Il y a trois semaines, elle était expulsée vers le Maroc alors qu'elle venait de déposer plainte pour violences. Elle vivait en France sans papiers, fuyant un mariage forcé dans son pays, et contrainte de cohabiter avec un frère qu'elle a accusé de violences. Son cas avait soulevé l'indignation des associations. Au point que Nicolas Sarkozy avait accepté le retour en France de la jeune fille.

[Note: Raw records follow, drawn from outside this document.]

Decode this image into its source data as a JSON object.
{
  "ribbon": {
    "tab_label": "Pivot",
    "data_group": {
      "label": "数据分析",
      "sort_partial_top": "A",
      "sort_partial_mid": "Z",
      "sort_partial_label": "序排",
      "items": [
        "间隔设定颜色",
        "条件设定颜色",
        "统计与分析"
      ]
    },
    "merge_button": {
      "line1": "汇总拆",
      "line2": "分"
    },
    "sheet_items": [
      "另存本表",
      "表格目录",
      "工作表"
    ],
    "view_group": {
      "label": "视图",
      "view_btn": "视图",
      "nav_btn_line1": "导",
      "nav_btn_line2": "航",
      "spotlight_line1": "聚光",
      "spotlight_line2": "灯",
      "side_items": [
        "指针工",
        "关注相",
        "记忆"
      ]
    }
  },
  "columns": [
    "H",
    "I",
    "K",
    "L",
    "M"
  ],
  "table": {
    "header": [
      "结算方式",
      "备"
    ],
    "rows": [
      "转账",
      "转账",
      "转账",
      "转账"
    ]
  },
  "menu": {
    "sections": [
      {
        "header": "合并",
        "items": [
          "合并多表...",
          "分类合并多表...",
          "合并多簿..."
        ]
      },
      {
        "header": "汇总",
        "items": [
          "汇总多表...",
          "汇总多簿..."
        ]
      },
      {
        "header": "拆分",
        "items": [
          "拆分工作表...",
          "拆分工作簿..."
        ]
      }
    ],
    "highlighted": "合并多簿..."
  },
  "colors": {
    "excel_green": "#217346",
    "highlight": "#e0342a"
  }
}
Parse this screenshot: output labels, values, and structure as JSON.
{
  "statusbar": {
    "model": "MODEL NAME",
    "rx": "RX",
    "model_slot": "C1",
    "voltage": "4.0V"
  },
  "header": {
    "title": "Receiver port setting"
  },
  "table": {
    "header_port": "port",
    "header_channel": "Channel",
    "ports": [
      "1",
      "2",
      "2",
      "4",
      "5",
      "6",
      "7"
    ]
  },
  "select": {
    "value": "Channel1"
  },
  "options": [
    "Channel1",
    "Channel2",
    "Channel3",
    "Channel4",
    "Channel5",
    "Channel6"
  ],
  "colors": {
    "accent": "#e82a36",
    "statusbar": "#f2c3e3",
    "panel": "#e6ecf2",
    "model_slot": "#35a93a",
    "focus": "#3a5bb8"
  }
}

Une annonce faite à l'occasion de la Journée de la femme, le 8 mars ; depuis, un visa lui a été accordé selon la volonté présidentielle de faire un "geste humanitaire". Et samedi matin, Najlae Lhimer, lycéenne et sans papiers, est arrivée à l'aéroport parisien d'Orly.
Plusieurs dizaines de camarades de classe l'attendaient, ainsi que des militants du Réseau éducation sans frontières (RESF). "Najlae, Najlae", scandaient-ils dans le hall de l'aéroport où l'attendait également le sénateur socialiste Jean-Pierre Sueur, qui a suivi ce dossier depuis le début. La jeune femme était accompagnée par des membres de la famille Parisot, organisateurs de son comité de soutien à Château-Renard.
"Je suis très heureuse, je ne pensais pas rentrer aussi rapidement", a lancé la jeune femme, émue, à son arrivée. Tout en ajoutant aussitôt : "Je pense aux autres expulsés restés là-bas", faisant allusion au jeune Hassan, apprenti sans papier de Montpellier expulsé il y a un an vers le Maroc, qui a passé trois semaines à ses côtés à Rabat. "J'ai un peu de rancoeur contre les gendarmes qui m'ont mis dans cette situation", a-t-elle reconnu. "Ils m'ont fait passer de victime à coupable mais cela passera avec le temps". Désormais, la jeune femme compte reprendre ses cours d'hôtellerie lundi au lycée des métiers Françoise-Dolto d'Olivet, près d'Orléans.